James Hughes, the director of the Victorian Society, called Parndon “not just an important Victorian house, but [one that] contains a rare and highly significant volume of workby a female artist that deserves national recognition. ”Griff Rhys Jones was crosser: ‘‘Grrr. Come on Harlow. This is a worthy building . To just stick it to one side and let it rot is such a waste of a valuable resource. My dad worked at the Alexandra Hospital. I lived in Harlow as a kid. This could be an asset instead of derelict and should be.”

The society has published the endangered buildings list each year since 2010 in a bit to encourage intervention. This year’s edition also include an icon of the north of England, the Tees Transporter Bridge, seen in the background of innumerable photographs and film scenes. The site is Grade II* listed but now closed and in need of an estimated £60 million repairs, which are far beyond the means of the local authorities that share ownership.

Launching the list, the actor Rhys Jones, who is also the president of the Victorian Society Griff, described the sites as “extraordinary survivals from the can-do age” and insisted all could and should be recycled. Of the Transporter Bridge, he said: “You don’t need me to tell you that people love this bridge. It is a symbol. It is a monument. And more than that it is a link and a potential working part of Stockton and Middlesbrough. Got to be saved. Got to be operational again. If we can find money for new bridges, we can find money for this great survivor and all that it means.”

The list includes many redundant buildings in need of a new purpose, all listed at Grade II or Grade II*. They include a railway station in Barrow in Furness, market buildings in Bridgnorth, a cemetery chapel in Sheffield, the Faenol family mausoleum in west Wales, a school in Huddersfield and a library in Devonport. The one-time Derby School of Art, which became a cinema and a rehearsal space before being sold to a company in Georgia in 2021, is featured too.
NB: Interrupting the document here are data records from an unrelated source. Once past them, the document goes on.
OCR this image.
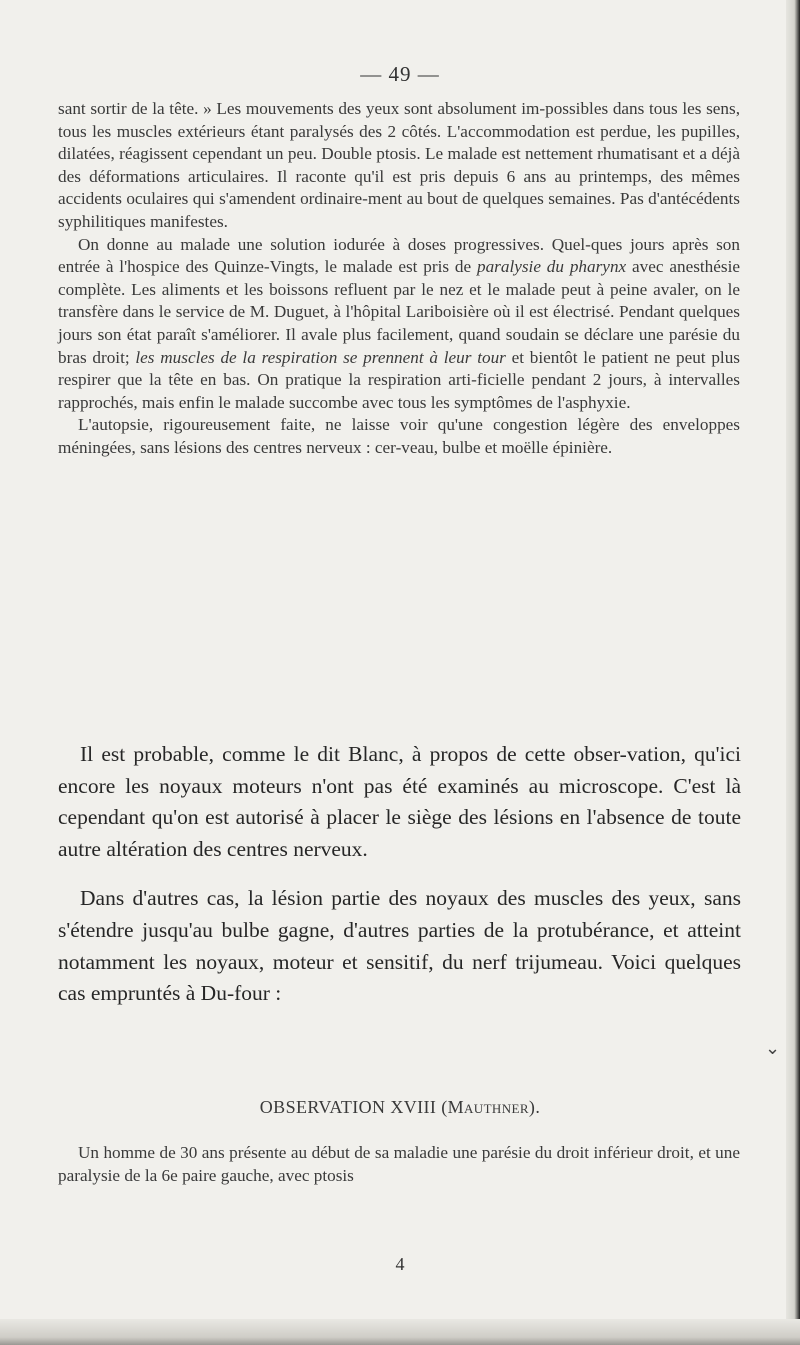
— 49 —

sant sortir de la tête. » Les mouvements des yeux sont absolument im-possibles dans tous les sens, tous les muscles extérieurs étant paralysés des 2 côtés. L'accommodation est perdue, les pupilles, dilatées, réagissent cependant un peu. Double ptosis. Le malade est nettement rhumatisant et a déjà des déformations articulaires. Il raconte qu'il est pris depuis 6 ans au printemps, des mêmes accidents oculaires qui s'amendent ordinaire-ment au bout de quelques semaines. Pas d'antécédents syphilitiques manifestes.

On donne au malade une solution iodurée à doses progressives. Quel-ques jours après son entrée à l'hospice des Quinze-Vingts, le malade est pris de paralysie du pharynx avec anesthésie complète. Les aliments et les boissons refluent par le nez et le malade peut à peine avaler, on le transfère dans le service de M. Duguet, à l'hôpital Lariboisière où il est électrisé. Pendant quelques jours son état paraît s'améliorer. Il avale plus facilement, quand soudain se déclare une parésie du bras droit; les muscles de la respiration se prennent à leur tour et bientôt le patient ne peut plus respirer que la tête en bas. On pratique la respiration arti-ficielle pendant 2 jours, à intervalles rapprochés, mais enfin le malade succombe avec tous les symptômes de l'asphyxie.

L'autopsie, rigoureusement faite, ne laisse voir qu'une congestion légère des enveloppes méningées, sans lésions des centres nerveux : cer-veau, bulbe et moëlle épinière.

Il est probable, comme le dit Blanc, à propos de cette obser-vation, qu'ici encore les noyaux moteurs n'ont pas été examinés au microscope. C'est là cependant qu'on est autorisé à placer le siège des lésions en l'absence de toute autre altération des centres nerveux.

Dans d'autres cas, la lésion partie des noyaux des muscles des yeux, sans s'étendre jusqu'au bulbe gagne, d'autres parties de la protubérance, et atteint notamment les noyaux, moteur et sensitif, du nerf trijumeau. Voici quelques cas empruntés à Du-four :

OBSERVATION XVIII (Mauthner).

Un homme de 30 ans présente au début de sa maladie une parésie du droit inférieur droit, et une paralysie de la 6e paire gauche, avec ptosis

4
⌄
The Faenol family mausoleum in west Wales

Courtesy of the Victorian Society

The most unusual building is a unique survival in Hackney, East London: a Victorian “disinfecting station”. The site steam cleaned soft furnishings and bedding to combat epidemics of infectious diseases such as smallpox, diphtheria, scarlet fever and measles—and provided temporary shelter for poor families while their homes were stripped. It was built in 1901, and in its first year treated the contents of 2,800 rooms, totalling more than 24,000 items. James Hughes, the director of the society, said it told a powerful story of how society responded to crisis. Jones added: ”Recent epidemics tell us how vital and ground-breaking this initiative was, and this building must be re-used.”